『ミートボール』の食品添加物にまつわる話

食品添加物の神様と言われている、『安部司さん』が、どうして会社を辞めて講演会活動をするようになったのか、有名な話です。少々長いですが紹介しておきます。

【私の人生を変えたミートボール事件】

その日は長女の3回目の誕生日でした。

当時の私は絵に描いたようなモーレツサラリーマン。午前様が当たり前で、家で食事をすることもめったになく、だからこそ娘の誕生日ぐらいは日頃の埋め合わせをしなければと、仕事を早々と切り上げて帰宅しました。食卓には妻が用意したご馳走が、所狭しと並んでいます。

そのなかに、ミートボールの皿がありました。
可愛らしいミッキーマウスの楊枝がささったそれを、何気なく口に放り込んだ瞬間、私は凍りつきました。

それはほかならぬ、私が開発したミートボールだったのです。

私は純品の添加物ならほぼすべて、食品に混じりこんでいるものでも100種類ほどの添加物を、舌で見分けることができます。いわば「添加物の味きき」「添加物のソムリエ」と言ったところでしょうか(ただ、ワインのソムリエと違い、あんまりなりたいという人はいないでしょうが……)。

コンビニの弁当などを食べるときも、
「このハムはちょっと『リン酸塩』が強すぎるな」
「どうしてこんなに『グリシン』を使わなくてはいけないんだ」
などと、ついつい「採点」をしてしまうくらいです。

そのミートボールは、たしかに私か投入した「化学調味料」「結着剤」「乳化剤」の味がしました。

「これどうした?買ったのか?××のものか?袋見せて」

慌てて訊くと、妻はこともなげに「ええ、そうよ。××食品のよ」と答え、袋を出してきました。

間違いありません。自分の開発した商品でありながら、うかつにもミッキーマウスの楊枝と、妻がひと手間かけてからめたソースのために、一見わからなかったのです。

「このミートボール、安いし、○○(娘の名前)が好きだからよく買うのよ。これを出すと子どもたち、取り合いになるのよ」

見れば娘も息子たちも、実においしそうにそのミートボールを頬張っています。

「ちょ、ちょ、ちょっと、持て待て!」

私は慌ててミートボールの皿を両手で覆いました。

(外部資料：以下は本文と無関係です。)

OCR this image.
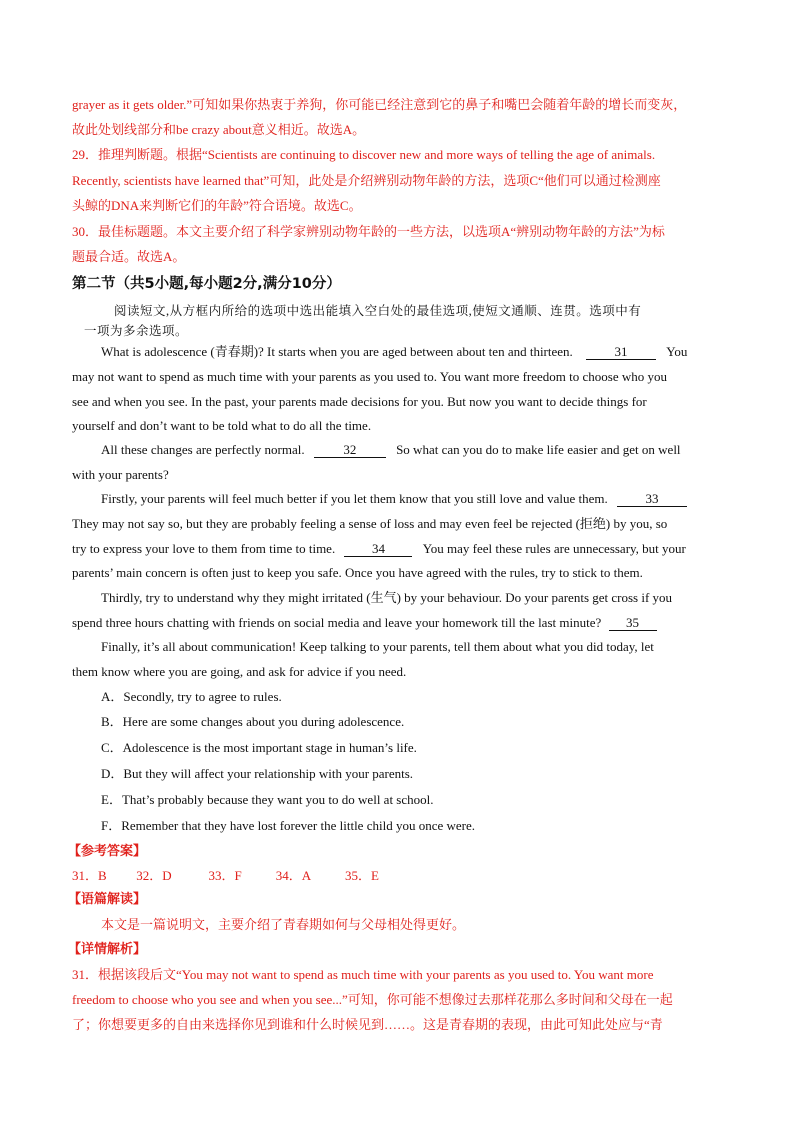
grayer as it gets older.”可知如果你热衷于养狗，你可能已经注意到它的鼻子和嘴巴会随着年龄的增长而变灰，
故此处划线部分和be crazy about意义相近。故选A。
29．推理判断题。根据“Scientists are continuing to discover new and more ways of telling the age of animals.
Recently, scientists have learned that”可知，此处是介绍辨别动物年龄的方法，选项C“他们可以通过检测座
头鲸的DNA来判断它们的年龄”符合语境。故选C。
30．最佳标题题。本文主要介绍了科学家辨别动物年龄的一些方法，以选项A“辨别动物年龄的方法”为标
题最合适。故选A。
第二节（共5小题,每小题2分,满分10分）
阅读短文,从方框内所给的选项中选出能填入空白处的最佳选项,使短文通顺、连贯。选项中有
一项为多余选项。
What is adolescence (青春期)? It starts when you are aged between about ten and thirteen.	31	You
may not want to spend as much time with your parents as you used to. You want more freedom to choose who you
see and when you see. In the past, your parents made decisions for you. But now you want to decide things for
yourself and don’t want to be told what to do all the time.
All these changes are perfectly normal.	32	So what can you do to make life easier and get on well
with your parents?
Firstly, your parents will feel much better if you let them know that you still love and value them.	33
They may not say so, but they are probably feeling a sense of loss and may even feel be rejected (拒绝) by you, so
try to express your love to them from time to time.	34	You may feel these rules are unnecessary, but your
parents’ main concern is often just to keep you safe. Once you have agreed with the rules, try to stick to them.
Thirdly, try to understand why they might irritated (生气) by your behaviour. Do your parents get cross if you
spend three hours chatting with friends on social media and leave your homework till the last minute? 35
Finally, it’s all about communication! Keep talking to your parents, tell them about what you did today, let
them know where you are going, and ask for advice if you need.
A．Secondly, try to agree to rules.
B．Here are some changes about you during adolescence.
C．Adolescence is the most important stage in human’s life.
D．But they will affect your relationship with your parents.
E．That’s probably because they want you to do well at school.
F．Remember that they have lost forever the little child you once were.
【参考答案】
31．B 32．D	33．F	34．A	35．E
【语篇解读】
本文是一篇说明文，主要介绍了青春期如何与父母相处得更好。
【详情解析】
31．根据该段后文“You may not want to spend as much time with your parents as you used to. You want more
freedom to choose who you see and when you see...”可知，你可能不想像过去那样花那么多时间和父母在一起
了；你想要更多的自由来选择你见到谁和什么时候见到……。这是青春期的表现，由此可知此处应与“青
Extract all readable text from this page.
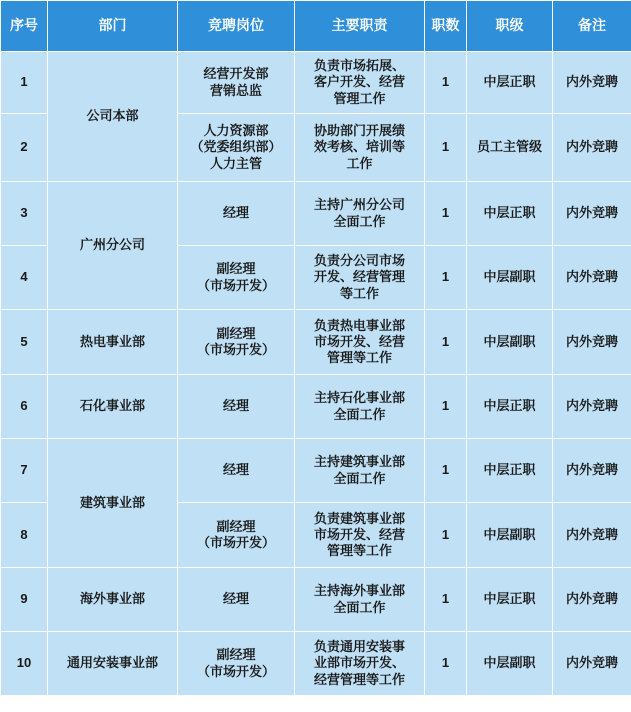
序号	部门	竞聘岗位	主要职责	职数	职级	备注
1	公司本部	经营开发部
营销总监	负责市场拓展、
客户开发、经营
管理工作	1	中层正职	内外竞聘
2		人力资源部
（党委组织部）
人力主管	协助部门开展绩
效考核、培训等
工作	1	员工主管级	内外竞聘
3	广州分公司	经理	主持广州分公司
全面工作	1	中层正职	内外竞聘
4		副经理
（市场开发）	负责分公司市场
开发、经营管理
等工作	1	中层副职	内外竞聘
5	热电事业部	副经理
（市场开发）	负责热电事业部
市场开发、经营
管理等工作	1	中层副职	内外竞聘
6	石化事业部	经理	主持石化事业部
全面工作	1	中层正职	内外竞聘
7	建筑事业部	经理	主持建筑事业部
全面工作	1	中层正职	内外竞聘
8		副经理
（市场开发）	负责建筑事业部
市场开发、经营
管理等工作	1	中层副职	内外竞聘
9	海外事业部	经理	主持海外事业部
全面工作	1	中层正职	内外竞聘
10	通用安装事业部	副经理
（市场开发）	负责通用安装事
业部市场开发、
经营管理等工作	1	中层副职	内外竞聘
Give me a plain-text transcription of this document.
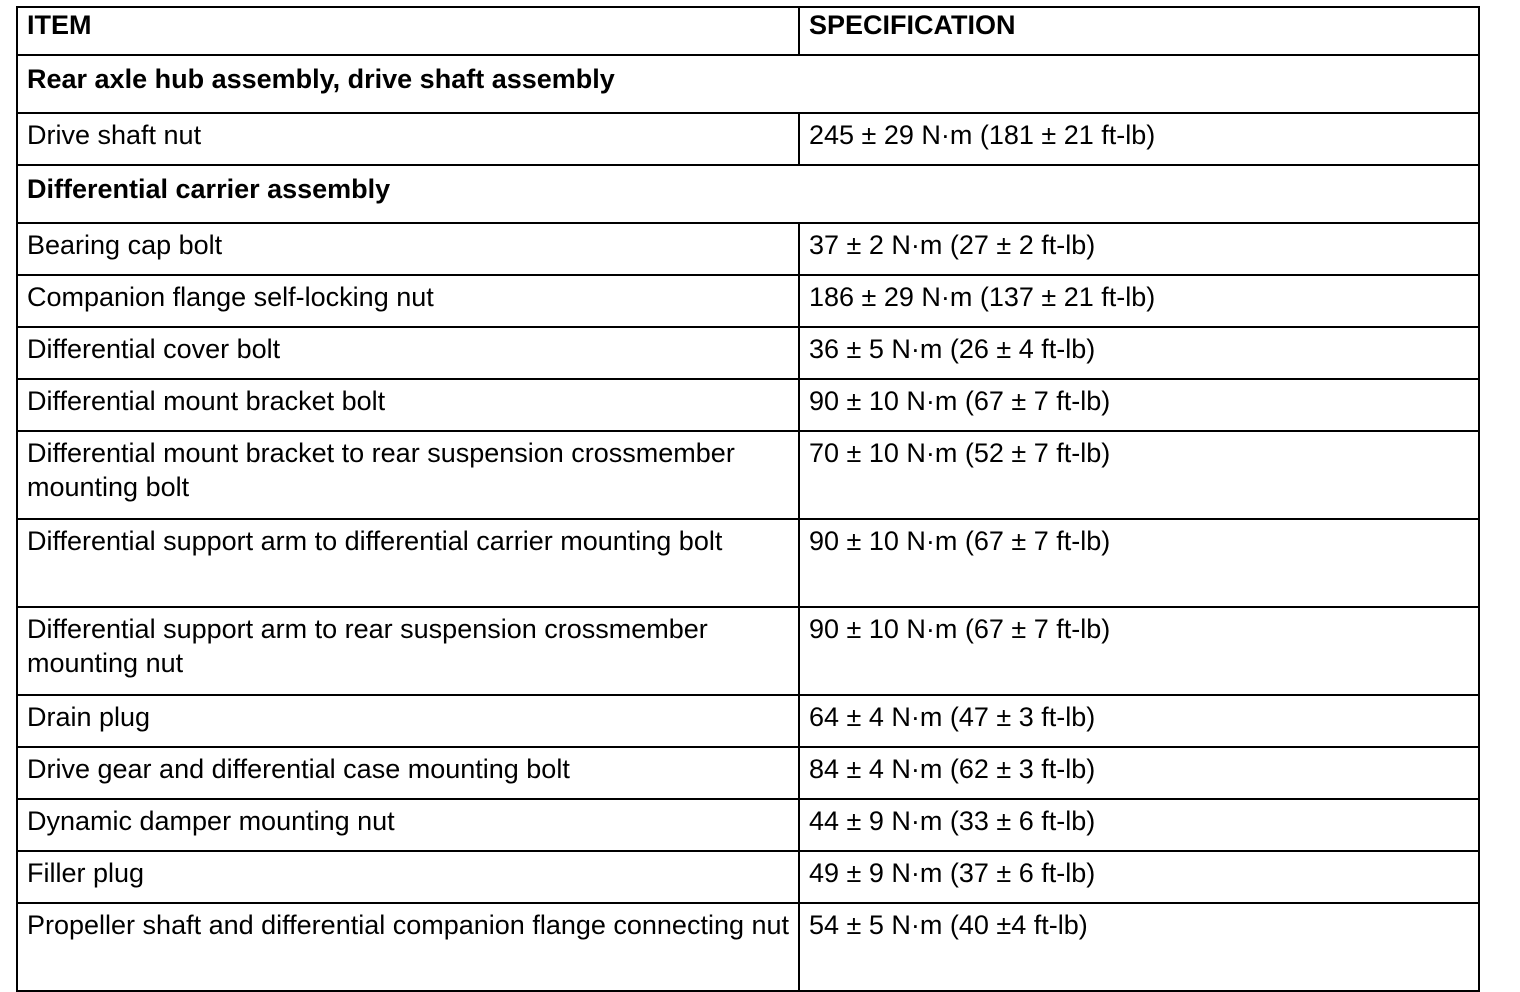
ITEM	SPECIFICATION
Rear axle hub assembly, drive shaft assembly	
Drive shaft nut	245 ± 29 N·m (181 ± 21 ft-lb)
Differential carrier assembly	
Bearing cap bolt	37 ± 2 N·m (27 ± 2 ft-lb)
Companion flange self-locking nut	186 ± 29 N·m (137 ± 21 ft-lb)
Differential cover bolt	36 ± 5 N·m (26 ± 4 ft-lb)
Differential mount bracket bolt	90 ± 10 N·m (67 ± 7 ft-lb)
Differential mount bracket to rear suspension crossmember mounting bolt	70 ± 10 N·m (52 ± 7 ft-lb)
Differential support arm to differential carrier mounting bolt	90 ± 10 N·m (67 ± 7 ft-lb)
Differential support arm to rear suspension crossmember mounting nut	90 ± 10 N·m (67 ± 7 ft-lb)
Drain plug	64 ± 4 N·m (47 ± 3 ft-lb)
Drive gear and differential case mounting bolt	84 ± 4 N·m (62 ± 3 ft-lb)
Dynamic damper mounting nut	44 ± 9 N·m (33 ± 6 ft-lb)
Filler plug	49 ± 9 N·m (37 ± 6 ft-lb)
Propeller shaft and differential companion flange connecting nut	54 ± 5 N·m (40 ±4 ft-lb)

父親の慌てぶりに家族は皆きょとんとしていました。

「パパ、なんでそのミートボール、食べちゃいけないの?」
ミートボールの製造経緯に思いをはせていた私は子どもたちの無邪気な声にはっと我に返りました。

「とにかくこれは食べちゃダメ、食べたらいかん!」
皿を取り上げ、説明にもならない説明をしながら胸がつぶれる思いでした。

ドロドロのクズ肉に添加物をじゃぶじゃぶ投入してつくったミートボールをわが子が大喜びで食べていたという現実。

「ポリリン酸ナトリウム」
「グリセリン脂肪酸エステル」
「リン酸カルシウム」
「赤色3号」
「赤色102号」
「ソルビン酸」
「カラメル色素」……。

それらを愛する子どもたちが平気で摂取していたという現実。
このミートボールは、それまでの私にとって誇りでした。

本来なら使い道がなく廃棄されるようなものが食品として生きるのですから環境にもやさしいし、1円でも安いものを求める主婦にとっては救いの神だとさえ思っていました。私が使った添加物は、国が認可したものばかりですから食品産業の発展にも役立っているという自負もありました。

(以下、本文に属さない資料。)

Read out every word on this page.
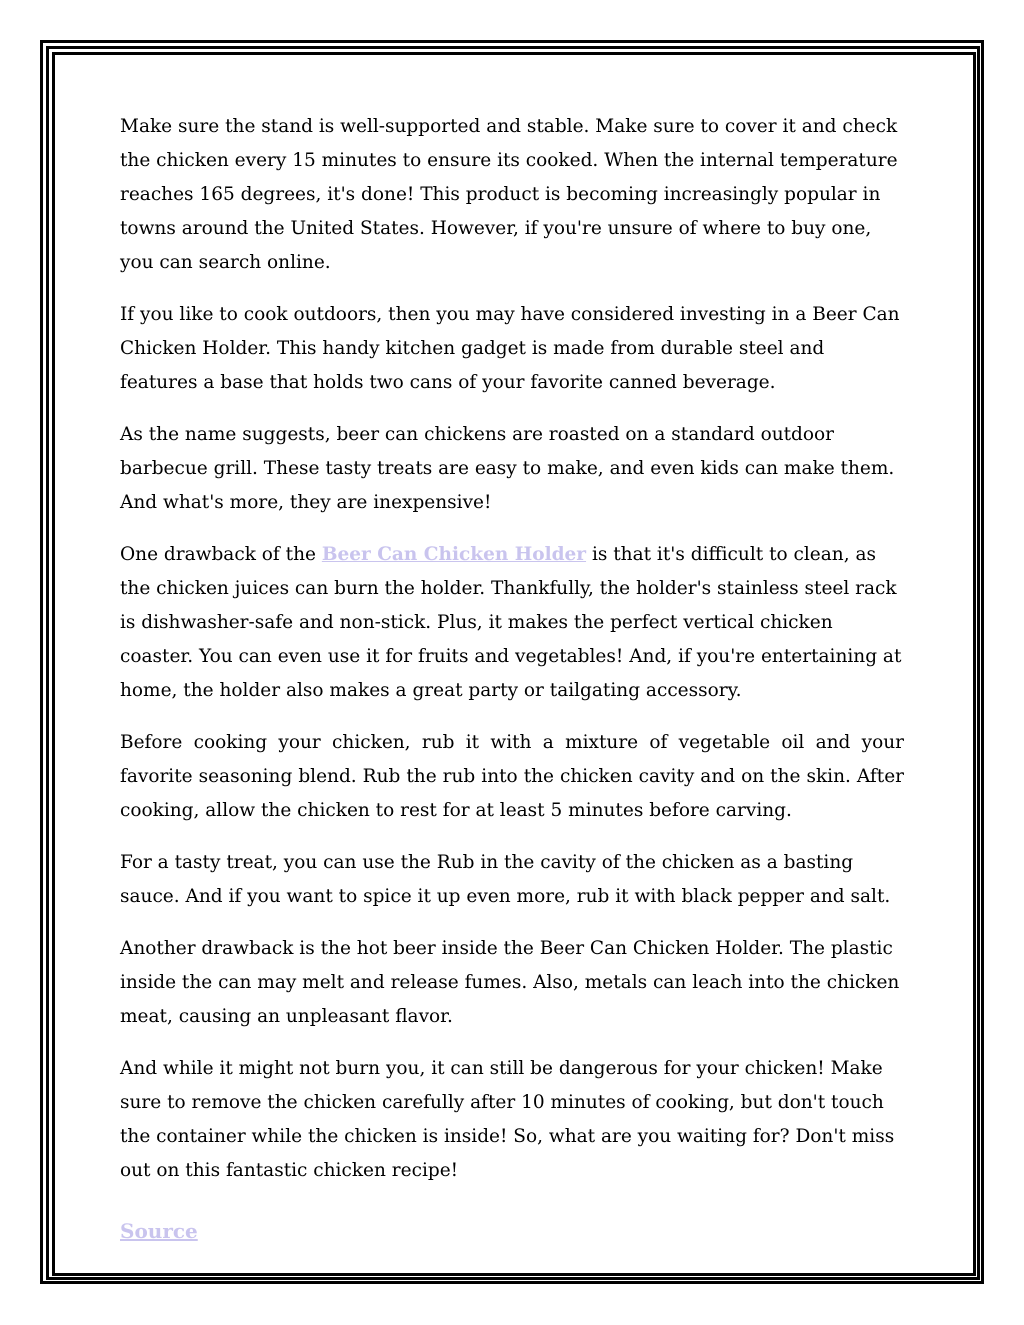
Make sure the stand is well-supported and stable. Make sure to cover it and check the chicken every 15 minutes to ensure its cooked. When the internal temperature reaches 165 degrees, it's done! This product is becoming increasingly popular in towns around the United States. However, if you're unsure of where to buy one, you can search online.

If you like to cook outdoors, then you may have considered investing in a Beer Can Chicken Holder. This handy kitchen gadget is made from durable steel and features a base that holds two cans of your favorite canned beverage.

As the name suggests, beer can chickens are roasted on a standard outdoor barbecue grill. These tasty treats are easy to make, and even kids can make them. And what's more, they are inexpensive!

One drawback of the Beer Can Chicken Holder is that it's difficult to clean, as the chicken juices can burn the holder. Thankfully, the holder's stainless steel rack is dishwasher-safe and non-stick. Plus, it makes the perfect vertical chicken coaster. You can even use it for fruits and vegetables! And, if you're entertaining at home, the holder also makes a great party or tailgating accessory.

Before cooking your chicken, rub it with a mixture of vegetable oil and your favorite seasoning blend. Rub the rub into the chicken cavity and on the skin. After cooking, allow the chicken to rest for at least 5 minutes before carving.

For a tasty treat, you can use the Rub in the cavity of the chicken as a basting sauce. And if you want to spice it up even more, rub it with black pepper and salt.

Another drawback is the hot beer inside the Beer Can Chicken Holder. The plastic inside the can may melt and release fumes. Also, metals can leach into the chicken meat, causing an unpleasant flavor.

And while it might not burn you, it can still be dangerous for your chicken! Make sure to remove the chicken carefully after 10 minutes of cooking, but don't touch the container while the chicken is inside! So, what are you waiting for? Don't miss out on this fantastic chicken recipe!

Source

しかし、いまはっきりわかったのはこのミートボールは自分の子どもたちには食べてほしくないものだった、ということです。

そうだ、自分も、自分の家族も消費者だったのだ。

いままで自分は「つくる側」「売る側」の認識しかなかったけれども自分は「買う側」の人間でもあるのだ。

いまさらながらそう気づいたのです。

その夜、私は一睡もできませんでした。 

添加物のセールスこそが自分の生涯の仕事と決め日本一の添加物屋になってみせると意気込んでここまでやってきた。添加物で日本の新しい食文化を築こうと本気で考えていた。しかし、自分の「生涯の仕事」は、何かがおかしい。

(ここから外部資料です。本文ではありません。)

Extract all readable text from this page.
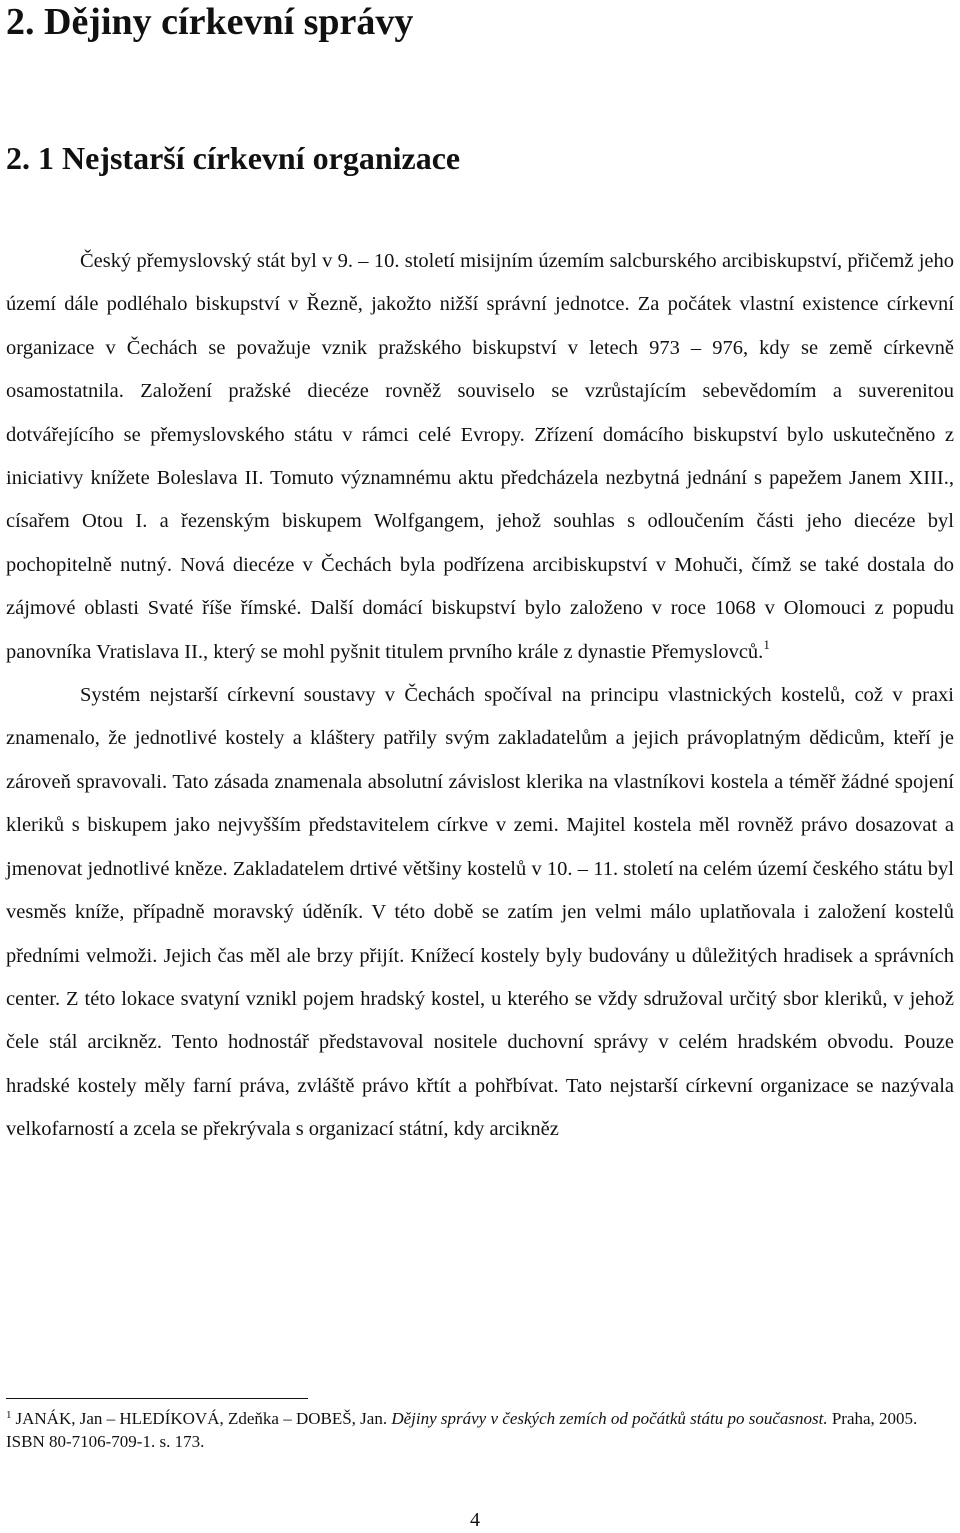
2. Dějiny církevní správy
2. 1 Nejstarší církevní organizace

Český přemyslovský stát byl v 9. – 10. století misijním územím salcburského arcibiskupství, přičemž jeho území dále podléhalo biskupství v Řezně, jakožto nižší správní jednotce. Za počátek vlastní existence církevní organizace v Čechách se považuje vznik pražského biskupství v letech 973 – 976, kdy se země církevně osamostatnila. Založení pražské diecéze rovněž souviselo se vzrůstajícím sebevědomím a suverenitou dotvářejícího se přemyslovského státu v rámci celé Evropy. Zřízení domácího biskupství bylo uskutečněno z iniciativy knížete Boleslava II. Tomuto významnému aktu předcházela nezbytná jednání s papežem Janem XIII., císařem Otou I. a řezenským biskupem Wolfgangem, jehož souhlas s odloučením části jeho diecéze byl pochopitelně nutný. Nová diecéze v Čechách byla podřízena arcibiskupství v Mohuči, čímž se také dostala do zájmové oblasti Svaté říše římské. Další domácí biskupství bylo založeno v roce 1068 v Olomouci z popudu panovníka Vratislava II., který se mohl pyšnit titulem prvního krále z dynastie Přemyslovců.$^1$

Systém nejstarší církevní soustavy v Čechách spočíval na principu vlastnických kostelů, což v praxi znamenalo, že jednotlivé kostely a kláštery patřily svým zakladatelům a jejich právoplatným dědicům, kteří je zároveň spravovali. Tato zásada znamenala absolutní závislost klerika na vlastníkovi kostela a téměř žádné spojení kleriků s biskupem jako nejvyšším představitelem církve v zemi. Majitel kostela měl rovněž právo dosazovat a jmenovat jednotlivé kněze. Zakladatelem drtivé většiny kostelů v 10. – 11. století na celém území českého státu byl vesměs kníže, případně moravský úděník. V této době se zatím jen velmi málo uplatňovala i založení kostelů předními velmoži. Jejich čas měl ale brzy přijít. Knížecí kostely byly budovány u důležitých hradisek a správních center. Z této lokace svatyní vznikl pojem hradský kostel, u kterého se vždy sdružoval určitý sbor kleriků, v jehož čele stál arcikněz. Tento hodnostář představoval nositele duchovní správy v celém hradském obvodu. Pouze hradské kostely měly farní práva, zvláště právo křtít a pohřbívat. Tato nejstarší církevní organizace se nazývala velkofarností a zcela se překrývala s organizací státní, kdy arcikněz

$^1$ JANÁK, Jan – HLEDÍKOVÁ, Zdeňka – DOBEŠ, Jan. Dějiny správy v českých zemích od počátků státu po současnost. Praha, 2005. ISBN 80-7106-709-1. s. 173.
4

なんのためらいもなく、添加物を売りさばくことしかなかった自分。
営業成績が上がることをゲームのように楽しんでいた自分。
職人の魂を売らせることに得意になっていた自分……。

たとえは適切ではないかもしれないが、軍事産業と同じだと思いました。

人を殺傷する武器を売って懐を肥やすあの「死の商人」たちと「同じ穴のむじな」ではないか。
このままでは畳の上では死ねない……そう思いました。